Sullen resentment burning inside him, Jamie muttered, “And you’ll help them.”
“Damned right I will,” said Dex, with some heat. “You know why? Because I don’t want to see this work abandoned. I want to keep the exploration of Mars going.”
“By selling out to tourists.”
“Right! You think you’re the only one who cares about what we’re doing here? You think you’ve got a monopoly on righteousness? I’ll make a deal with tourists, I’ll make a deal with anybody, the devil incarnate, if I have to. The important thing is to keep this operation going—even if your people have to put up with tourists.”
Jamie stared into his friend’s face. He does care, Jamie realized. He’s so damned dead wrong, but he cares.
Then he heard his grandfather’s voice in his mind. There’s always more’n one path to get where you want to go, Jamie. Finding the right path is important, but sometimes you’ve got to travel a path that’s tougher, more roundabout. The important thing is to get where you want to go.
Before he could make up his mind to say anything, Hasdrubal called from the cockpit, “We’re almost there. Another ten minutes.”
“Think about it,” Dex whispered to Jamie. “Don’t be so goddamned stubborn.”

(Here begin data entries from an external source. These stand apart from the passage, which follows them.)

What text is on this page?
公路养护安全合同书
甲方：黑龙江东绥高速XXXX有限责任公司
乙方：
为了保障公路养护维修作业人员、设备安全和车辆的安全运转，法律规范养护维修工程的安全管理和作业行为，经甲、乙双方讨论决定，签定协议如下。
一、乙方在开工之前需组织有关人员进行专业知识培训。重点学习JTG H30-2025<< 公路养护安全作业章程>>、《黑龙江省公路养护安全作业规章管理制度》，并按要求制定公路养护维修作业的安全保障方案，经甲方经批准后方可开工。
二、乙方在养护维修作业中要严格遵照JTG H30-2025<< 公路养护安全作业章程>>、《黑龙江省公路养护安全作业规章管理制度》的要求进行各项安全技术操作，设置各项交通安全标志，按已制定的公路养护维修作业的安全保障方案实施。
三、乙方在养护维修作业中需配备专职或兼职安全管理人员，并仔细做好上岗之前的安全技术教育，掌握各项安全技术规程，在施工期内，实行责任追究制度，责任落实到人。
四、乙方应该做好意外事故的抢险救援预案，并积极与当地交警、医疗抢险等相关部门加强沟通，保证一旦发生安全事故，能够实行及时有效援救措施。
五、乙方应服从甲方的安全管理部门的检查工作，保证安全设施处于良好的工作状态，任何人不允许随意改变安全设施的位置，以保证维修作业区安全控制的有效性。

Jamie nodded wordlessly, but in his heart he knew he could never allow Dex or anyone else to ruin his life’s work.
Tithoniae Fosse: Crater Chang
“They’re dead. They’re all dead.”
Sal Hasdrubal was on his knees in the bottom of the crater, half a dozen sample cases scattered across the broken rocks. The steep sides of the crater were studded with sensor poles. Hasdrubal had scraped a meter-long trench in the looser ground between the rocks and was pouring some of the dirt into one of the insulated plastic boxes.
But as he worked he grumbled, “It’s useless. We’re too friggin’ late. They’re all dead.”
From up at the lip of the crater Jamie asked, “How can you be sure?”
Hasdrubal looked up at him, then shook his head. “They couldn’t take the radiation. The cold. The low pressure.”
“But maybe some of them—”
“Naw. We’re too damned late. They’re all dead.”
Dex came up beside Jamie in his nanosuit and peered into the crater. They could see Hasdrubal’s bootprints weaving through the sensor poles. The biologist had insisted on going down to the bottom alone, afraid that too many boots might damage the microbes living in the ground down there.
“They formed a crust of dead cells,” he said mournfully. “Like they were trying to shield themselves.”
“Then maybe some of them have survived,” Jamie said hopefully. “Beneath the protective crust.”
Dex added, “Bacteria have survived on the surface of the Moon for years, with no air, no water, and hard radiation pouring in on them.”
“Yeah, I know,” said Hasdrubal. He clicked the last of his sample cases shut. “Maybe you’re right. Maybe some of ’em have gone into a spore state.”
“You’ll have to get them under a microscope,” Jamie said, trying to sound encouraging.